EBITDA growth on higher transmission tariff:
Transmission volumes for 4QFY19 declined 5% yoy/6% qoq to 32.4mmscmd, coming in 3% below EE. However, strong realizations driven by a tariff hike led to transmission tariffs of Rs 1.4/scm, up 28% yoy, in line with EE. Revenues grew 24% yoy to Rs 4.4bn, 4% below EE. While employee costs increased 39% yoy on salary hikes taken in the previous quarter, other expenses grew 91% yoy on (1) high gas transmission expenses with Rs 810mn paid to RIL for gas compression (offset against revenue), (2) expenses of Rs 210mn paid to use GINL (Mehsana Bhatinda pipeline), and (3) one-time CSR expenses of Rs 125mn towards Vibrant Gujarat. This restricted EBITDA at Rs 3.3bn, up 14% yoy and 12% below EE.
PAT down 3% yoy:
Strong EBITDA growth was offset by a jump in interest costs to Rs 505mn (on debt taken to fund GGAS acquisition) and a 54% yoy decline in other income to Rs 79mn. This pulled down PAT by 3% yoy to Rs 1.5bn.

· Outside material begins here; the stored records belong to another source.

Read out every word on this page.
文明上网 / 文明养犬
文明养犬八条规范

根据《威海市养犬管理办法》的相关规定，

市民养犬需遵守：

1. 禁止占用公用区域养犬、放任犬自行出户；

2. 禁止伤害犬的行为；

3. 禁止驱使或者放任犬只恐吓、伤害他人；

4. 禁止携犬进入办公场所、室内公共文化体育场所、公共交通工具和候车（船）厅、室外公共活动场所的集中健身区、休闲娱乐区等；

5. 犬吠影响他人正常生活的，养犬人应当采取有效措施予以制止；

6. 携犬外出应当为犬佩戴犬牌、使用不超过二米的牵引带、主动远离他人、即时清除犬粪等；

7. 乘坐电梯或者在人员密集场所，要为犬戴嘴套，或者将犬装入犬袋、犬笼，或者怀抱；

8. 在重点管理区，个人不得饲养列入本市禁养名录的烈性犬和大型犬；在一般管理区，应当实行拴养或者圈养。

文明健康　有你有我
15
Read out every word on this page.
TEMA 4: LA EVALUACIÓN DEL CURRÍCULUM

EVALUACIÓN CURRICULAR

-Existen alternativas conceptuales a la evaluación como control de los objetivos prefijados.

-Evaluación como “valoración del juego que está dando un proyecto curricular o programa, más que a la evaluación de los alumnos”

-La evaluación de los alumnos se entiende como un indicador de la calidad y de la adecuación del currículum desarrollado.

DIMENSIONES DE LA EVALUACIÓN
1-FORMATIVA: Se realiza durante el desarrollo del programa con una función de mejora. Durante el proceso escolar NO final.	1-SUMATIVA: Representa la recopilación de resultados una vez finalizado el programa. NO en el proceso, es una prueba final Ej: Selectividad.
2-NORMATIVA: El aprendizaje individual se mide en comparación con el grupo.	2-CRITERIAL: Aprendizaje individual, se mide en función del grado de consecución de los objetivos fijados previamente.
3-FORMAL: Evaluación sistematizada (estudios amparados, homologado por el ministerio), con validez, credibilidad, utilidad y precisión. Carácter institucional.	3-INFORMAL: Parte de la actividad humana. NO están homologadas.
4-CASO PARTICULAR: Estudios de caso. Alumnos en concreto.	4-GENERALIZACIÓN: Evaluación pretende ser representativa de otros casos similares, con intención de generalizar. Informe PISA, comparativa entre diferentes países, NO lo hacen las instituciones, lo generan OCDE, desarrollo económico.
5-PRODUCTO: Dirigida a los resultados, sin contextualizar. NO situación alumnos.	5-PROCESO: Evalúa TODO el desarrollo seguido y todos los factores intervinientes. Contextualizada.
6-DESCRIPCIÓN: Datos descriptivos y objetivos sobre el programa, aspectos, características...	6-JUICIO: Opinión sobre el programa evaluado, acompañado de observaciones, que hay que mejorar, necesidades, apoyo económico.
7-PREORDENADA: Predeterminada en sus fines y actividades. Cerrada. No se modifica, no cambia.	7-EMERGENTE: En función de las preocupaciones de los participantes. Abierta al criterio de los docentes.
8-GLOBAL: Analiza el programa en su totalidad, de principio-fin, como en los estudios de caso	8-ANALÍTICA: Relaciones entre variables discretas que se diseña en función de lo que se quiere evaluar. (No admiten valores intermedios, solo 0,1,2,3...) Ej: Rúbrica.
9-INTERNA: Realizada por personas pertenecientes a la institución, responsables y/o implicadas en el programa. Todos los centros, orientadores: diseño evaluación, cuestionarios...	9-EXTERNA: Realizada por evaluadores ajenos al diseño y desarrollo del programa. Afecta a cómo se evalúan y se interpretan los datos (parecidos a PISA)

Consolidated performance — strong revenue growth, margins hit by higher interest costs:
Consolidated revenues grew 29% yoy with standalone revenues up 41% yoy. Consolidated EBITDA margins declined ~100bps yoy on higher other expenses. This along with a sharp uptick in interest costs due to an increase in debt restricted PAT growth at 24% yoy to Rs 12bn.